Quick demo / dev	docker compose up (host workspaces)	No	Yes	No
Full features (Linux)	Docker + --privileged	Yes	N/A	Yes
Full features (macOS)	Docker Desktop + --privileged	Yes	Yes	Headless only
Production (recommended)	Bare metal (current)	Yes	N/A	Yes
Air-gapped	Pre-built image with CLIs baked in	Optional	N/A	Optional
Future: Docker workspaces	Docker-in-Docker via socket mount	No (replaced)	Yes	No

Bottom Line

Dockerization is viable and valuable for:

1. Lowering the barrier to entry (one command to try Sandboxed.sh)
2. macOS users who can't run the bare-metal install
3. Reproducible deployments without the 13-step install guide

Container workspaces via nspawn-inside-Docker work on both Linux and macOS (Docker Desktop provides a real Linux VM) when running with --privileged.
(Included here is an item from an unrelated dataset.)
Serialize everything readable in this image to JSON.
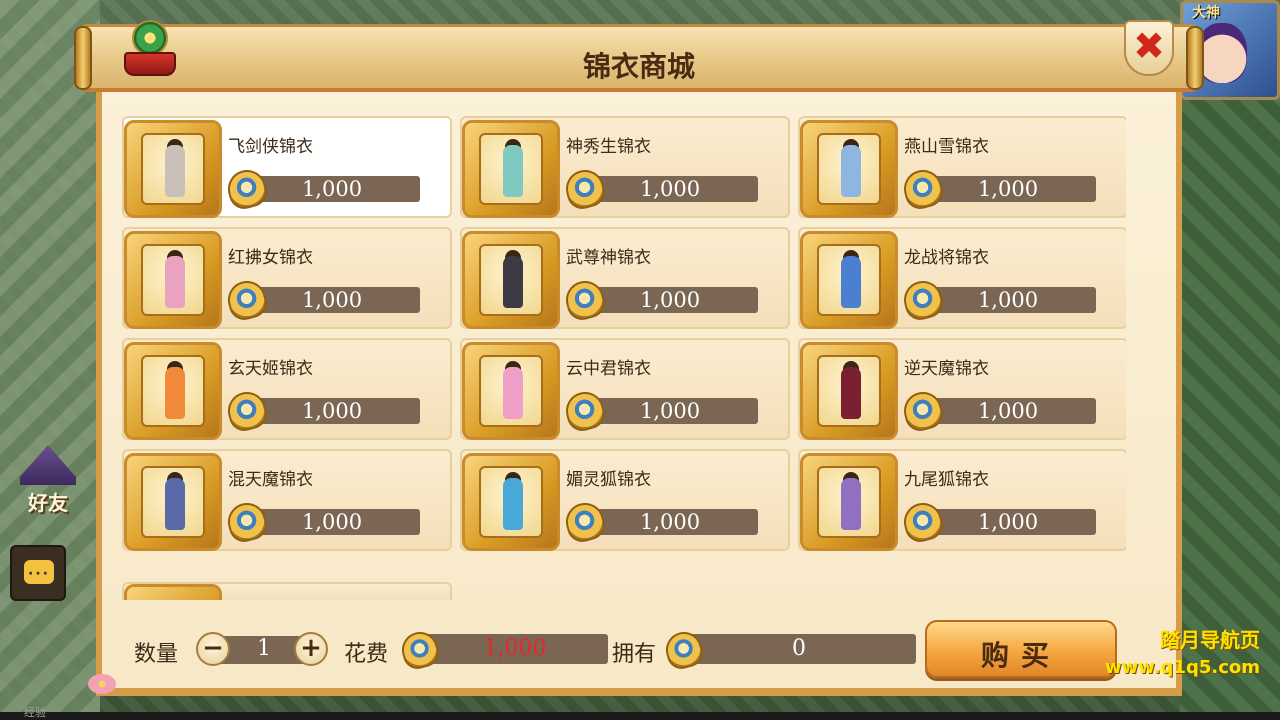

The macOS path adds a VM indirection layer that increases I/O latency during debootstrap but is functionally equivalent for steady-state agent execution.

For the simplest possible onboarding, a non-privileged docker compose up with host-mode workspaces gives users the full experience minus workspace isolation. Adding privileged: true upgrades to full nspawn support on any platform.